The line-up has since become a member of the great pantheon of Pub Quiz Questions – I can never remember Brad Dexter or Horst Buchholz, but I’ve won a DVD by naming James Coburn before. The remaining members are Charles Bronson, Robert Vaughn and, of course, Steve McQueen, who all have various reasons for signing up, be it running from the law, spotting a money-making opportunity or just plain boredom.
This is one of those films that I remembered through a rose-tinted haze as being a far greater film than it turned out to be. It’s not a bad film, not at all, it’s just not the stone-cold classic I had remembered. My main problem was in the amount of time it took for the Seven to assemble, and the attempts to shed doubt on whether certain members will join or not. It’s clear from the very title of the film that there will be a group of seven defending the village, but the group isn’t together until about halfway through the film! Also, I felt that for the most part enough screentime was given to each of the seven, except for Buchholz’s Chico being given far too much time as the young rookie looking to prove himself, and Coburn’s stoic knife-throwing Britt barely getting a look in after receiving the best introduction of the guys. I’m especially sore about Coburn because he’s my favourite character (and accent) in The Great Escape (coming soon), and he voiced Waternoose in Monsters, Inc. Most of the seven are given some kind of arc of character trait, but Britt’s appears to be just falling asleep under any available tree, and being completely unable to hide behind cover whilst shooting.

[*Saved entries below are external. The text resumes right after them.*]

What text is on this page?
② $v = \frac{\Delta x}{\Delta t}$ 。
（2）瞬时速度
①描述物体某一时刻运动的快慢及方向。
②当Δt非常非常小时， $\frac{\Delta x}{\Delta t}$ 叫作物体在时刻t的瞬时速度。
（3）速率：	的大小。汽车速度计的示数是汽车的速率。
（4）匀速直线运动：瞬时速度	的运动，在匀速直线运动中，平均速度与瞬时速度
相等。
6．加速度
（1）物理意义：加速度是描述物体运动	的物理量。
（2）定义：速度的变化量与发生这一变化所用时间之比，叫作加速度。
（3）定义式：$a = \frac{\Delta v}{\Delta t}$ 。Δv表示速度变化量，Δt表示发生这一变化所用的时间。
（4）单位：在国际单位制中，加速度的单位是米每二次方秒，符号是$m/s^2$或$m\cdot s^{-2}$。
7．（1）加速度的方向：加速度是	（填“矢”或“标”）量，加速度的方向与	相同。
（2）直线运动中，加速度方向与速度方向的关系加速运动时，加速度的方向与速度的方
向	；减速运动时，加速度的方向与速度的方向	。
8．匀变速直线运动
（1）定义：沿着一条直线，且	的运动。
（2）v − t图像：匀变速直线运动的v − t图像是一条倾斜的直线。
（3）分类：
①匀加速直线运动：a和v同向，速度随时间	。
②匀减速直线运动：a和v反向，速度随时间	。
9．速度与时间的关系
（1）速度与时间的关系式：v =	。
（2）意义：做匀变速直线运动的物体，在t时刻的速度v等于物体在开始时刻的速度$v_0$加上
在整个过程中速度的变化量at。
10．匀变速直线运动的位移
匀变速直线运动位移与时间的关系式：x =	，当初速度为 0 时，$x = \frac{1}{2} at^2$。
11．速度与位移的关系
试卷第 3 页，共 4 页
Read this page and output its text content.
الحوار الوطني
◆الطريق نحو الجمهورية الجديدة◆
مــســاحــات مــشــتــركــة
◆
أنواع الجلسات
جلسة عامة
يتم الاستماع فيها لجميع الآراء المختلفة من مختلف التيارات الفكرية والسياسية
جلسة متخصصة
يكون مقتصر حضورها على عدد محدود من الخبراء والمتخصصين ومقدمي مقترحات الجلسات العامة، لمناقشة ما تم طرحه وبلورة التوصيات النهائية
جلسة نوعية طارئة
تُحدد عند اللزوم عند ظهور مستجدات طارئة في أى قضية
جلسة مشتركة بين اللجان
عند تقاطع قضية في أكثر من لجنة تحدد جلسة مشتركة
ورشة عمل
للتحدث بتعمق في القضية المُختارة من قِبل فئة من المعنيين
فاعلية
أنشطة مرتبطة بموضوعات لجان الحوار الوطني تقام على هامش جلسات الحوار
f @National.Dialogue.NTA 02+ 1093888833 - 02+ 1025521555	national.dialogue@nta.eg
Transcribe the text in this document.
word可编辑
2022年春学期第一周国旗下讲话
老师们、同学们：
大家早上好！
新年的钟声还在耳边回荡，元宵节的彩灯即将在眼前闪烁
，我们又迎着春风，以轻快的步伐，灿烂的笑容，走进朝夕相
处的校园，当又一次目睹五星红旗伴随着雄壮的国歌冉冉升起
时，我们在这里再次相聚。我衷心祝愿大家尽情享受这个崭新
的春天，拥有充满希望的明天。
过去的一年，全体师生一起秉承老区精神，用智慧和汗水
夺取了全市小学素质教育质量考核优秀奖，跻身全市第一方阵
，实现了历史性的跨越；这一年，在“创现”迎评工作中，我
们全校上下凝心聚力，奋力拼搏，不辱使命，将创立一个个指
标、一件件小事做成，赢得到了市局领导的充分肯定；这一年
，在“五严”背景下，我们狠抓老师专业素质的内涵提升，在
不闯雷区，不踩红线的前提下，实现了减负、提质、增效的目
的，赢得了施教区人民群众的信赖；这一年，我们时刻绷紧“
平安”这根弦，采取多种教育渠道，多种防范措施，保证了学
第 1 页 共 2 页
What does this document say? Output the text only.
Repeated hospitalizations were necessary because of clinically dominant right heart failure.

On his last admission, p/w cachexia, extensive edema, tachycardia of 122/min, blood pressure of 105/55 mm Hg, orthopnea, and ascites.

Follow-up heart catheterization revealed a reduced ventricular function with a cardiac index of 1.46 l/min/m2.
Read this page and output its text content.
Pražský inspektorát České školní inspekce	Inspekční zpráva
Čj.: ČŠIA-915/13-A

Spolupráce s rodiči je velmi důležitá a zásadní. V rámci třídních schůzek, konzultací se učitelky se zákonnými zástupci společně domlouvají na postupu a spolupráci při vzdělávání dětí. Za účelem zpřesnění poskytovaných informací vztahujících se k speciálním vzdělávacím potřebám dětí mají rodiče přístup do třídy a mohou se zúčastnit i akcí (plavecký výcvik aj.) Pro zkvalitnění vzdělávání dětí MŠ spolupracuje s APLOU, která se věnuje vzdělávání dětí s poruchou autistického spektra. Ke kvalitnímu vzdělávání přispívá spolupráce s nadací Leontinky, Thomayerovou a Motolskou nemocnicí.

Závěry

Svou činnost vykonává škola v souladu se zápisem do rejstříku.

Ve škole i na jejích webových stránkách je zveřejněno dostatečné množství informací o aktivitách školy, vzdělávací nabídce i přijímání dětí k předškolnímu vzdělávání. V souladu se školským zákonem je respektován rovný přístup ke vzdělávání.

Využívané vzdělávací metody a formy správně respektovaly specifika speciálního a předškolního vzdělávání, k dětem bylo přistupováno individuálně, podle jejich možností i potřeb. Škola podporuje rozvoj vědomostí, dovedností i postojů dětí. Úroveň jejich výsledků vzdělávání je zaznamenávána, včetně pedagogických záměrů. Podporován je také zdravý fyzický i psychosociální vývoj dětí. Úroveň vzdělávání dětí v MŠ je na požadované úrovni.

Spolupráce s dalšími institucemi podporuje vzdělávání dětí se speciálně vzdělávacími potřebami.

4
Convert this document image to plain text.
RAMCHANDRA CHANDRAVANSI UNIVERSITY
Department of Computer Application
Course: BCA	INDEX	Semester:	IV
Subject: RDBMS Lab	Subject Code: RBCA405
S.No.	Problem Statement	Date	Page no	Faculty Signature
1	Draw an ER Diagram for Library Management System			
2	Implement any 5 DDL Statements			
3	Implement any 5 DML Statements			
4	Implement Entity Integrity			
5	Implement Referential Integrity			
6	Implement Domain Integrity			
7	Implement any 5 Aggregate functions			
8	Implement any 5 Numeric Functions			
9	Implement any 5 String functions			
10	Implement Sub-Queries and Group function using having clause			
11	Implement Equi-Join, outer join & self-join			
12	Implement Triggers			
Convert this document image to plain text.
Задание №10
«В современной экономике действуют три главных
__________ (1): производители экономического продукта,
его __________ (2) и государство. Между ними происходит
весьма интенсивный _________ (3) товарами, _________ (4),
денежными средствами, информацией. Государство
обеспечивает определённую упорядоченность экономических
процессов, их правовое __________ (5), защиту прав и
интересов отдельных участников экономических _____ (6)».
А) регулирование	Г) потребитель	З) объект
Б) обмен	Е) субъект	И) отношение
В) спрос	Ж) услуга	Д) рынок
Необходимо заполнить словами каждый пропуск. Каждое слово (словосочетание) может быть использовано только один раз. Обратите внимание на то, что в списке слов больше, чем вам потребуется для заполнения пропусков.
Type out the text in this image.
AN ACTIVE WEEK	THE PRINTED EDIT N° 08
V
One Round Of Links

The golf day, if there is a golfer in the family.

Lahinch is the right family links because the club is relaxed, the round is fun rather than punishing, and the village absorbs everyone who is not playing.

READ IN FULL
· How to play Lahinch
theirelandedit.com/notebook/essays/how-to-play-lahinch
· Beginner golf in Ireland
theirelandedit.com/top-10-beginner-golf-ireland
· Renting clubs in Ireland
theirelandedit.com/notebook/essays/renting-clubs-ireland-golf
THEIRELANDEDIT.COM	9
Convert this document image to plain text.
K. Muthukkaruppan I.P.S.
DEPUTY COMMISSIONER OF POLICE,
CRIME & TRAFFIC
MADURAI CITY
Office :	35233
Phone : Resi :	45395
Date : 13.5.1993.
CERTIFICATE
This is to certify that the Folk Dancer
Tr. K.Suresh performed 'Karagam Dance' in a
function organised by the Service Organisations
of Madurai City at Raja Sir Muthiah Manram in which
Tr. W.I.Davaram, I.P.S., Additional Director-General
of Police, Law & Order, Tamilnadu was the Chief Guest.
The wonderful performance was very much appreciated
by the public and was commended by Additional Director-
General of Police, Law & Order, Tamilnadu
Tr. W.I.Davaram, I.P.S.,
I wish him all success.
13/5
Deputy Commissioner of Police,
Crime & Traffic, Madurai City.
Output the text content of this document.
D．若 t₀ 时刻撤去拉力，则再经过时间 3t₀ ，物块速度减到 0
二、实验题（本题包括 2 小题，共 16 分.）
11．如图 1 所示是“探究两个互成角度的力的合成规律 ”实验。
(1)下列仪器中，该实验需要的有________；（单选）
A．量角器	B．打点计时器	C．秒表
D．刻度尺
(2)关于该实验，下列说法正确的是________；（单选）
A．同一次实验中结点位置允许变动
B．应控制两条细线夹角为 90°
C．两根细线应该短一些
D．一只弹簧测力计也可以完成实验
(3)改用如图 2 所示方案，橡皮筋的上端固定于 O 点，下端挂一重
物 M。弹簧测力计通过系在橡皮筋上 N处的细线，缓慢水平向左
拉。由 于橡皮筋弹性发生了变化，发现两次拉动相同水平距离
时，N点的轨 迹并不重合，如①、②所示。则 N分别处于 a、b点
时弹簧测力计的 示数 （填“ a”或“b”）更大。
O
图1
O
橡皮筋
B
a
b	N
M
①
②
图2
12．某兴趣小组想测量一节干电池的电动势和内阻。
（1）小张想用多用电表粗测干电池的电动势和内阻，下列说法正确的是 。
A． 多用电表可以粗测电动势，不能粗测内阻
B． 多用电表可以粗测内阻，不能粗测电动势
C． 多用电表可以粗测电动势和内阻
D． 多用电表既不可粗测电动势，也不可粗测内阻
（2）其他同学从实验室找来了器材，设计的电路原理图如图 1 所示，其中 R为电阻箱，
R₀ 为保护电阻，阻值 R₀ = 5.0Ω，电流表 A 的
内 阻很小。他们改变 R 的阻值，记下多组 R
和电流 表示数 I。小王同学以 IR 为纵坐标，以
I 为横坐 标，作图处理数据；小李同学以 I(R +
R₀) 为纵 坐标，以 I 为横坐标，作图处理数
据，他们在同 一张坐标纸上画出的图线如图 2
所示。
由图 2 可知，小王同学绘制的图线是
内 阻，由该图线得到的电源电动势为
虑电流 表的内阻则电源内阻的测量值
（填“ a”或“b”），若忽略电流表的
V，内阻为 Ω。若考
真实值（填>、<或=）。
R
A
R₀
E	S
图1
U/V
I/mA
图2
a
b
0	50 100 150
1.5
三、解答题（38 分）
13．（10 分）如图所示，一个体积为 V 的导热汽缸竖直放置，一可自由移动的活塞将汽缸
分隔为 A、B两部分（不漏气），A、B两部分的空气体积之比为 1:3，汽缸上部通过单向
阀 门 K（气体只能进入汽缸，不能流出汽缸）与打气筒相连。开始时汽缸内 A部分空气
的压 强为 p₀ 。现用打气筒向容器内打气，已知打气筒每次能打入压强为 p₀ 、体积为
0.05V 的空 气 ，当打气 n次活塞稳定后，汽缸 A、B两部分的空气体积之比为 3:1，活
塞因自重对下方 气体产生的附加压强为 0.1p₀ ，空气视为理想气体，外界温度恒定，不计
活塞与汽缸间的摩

Based on The Seven Samurai, I had hoped to watch Akira Kurosawa’s classic epic before seeing The Magnificent Seven again, but alas my Steve McQueen adventures and requests from my weekly movie night made this impossible, but hopefully I’ll get to it soon. What I hadn’t realised is that this film was also remade (not as Battle Beyond The Stars, I haven’t seen that yet), but as A Bug’s Life. Granted, the plots aren’t identical, but there are some startling similarities. I’m not entirely sure how happy Charles Bronson would be to know he’d been recast as a ladybird.
There are some gloriously over the top death sequences, and the finale is a great shoot out, though it doesn’t compare to some other classic ones. It’s a very enjoyable film, but alas it’s not the one I remembered. Still the best Steve McQueen film I’ve seen so far on this journey.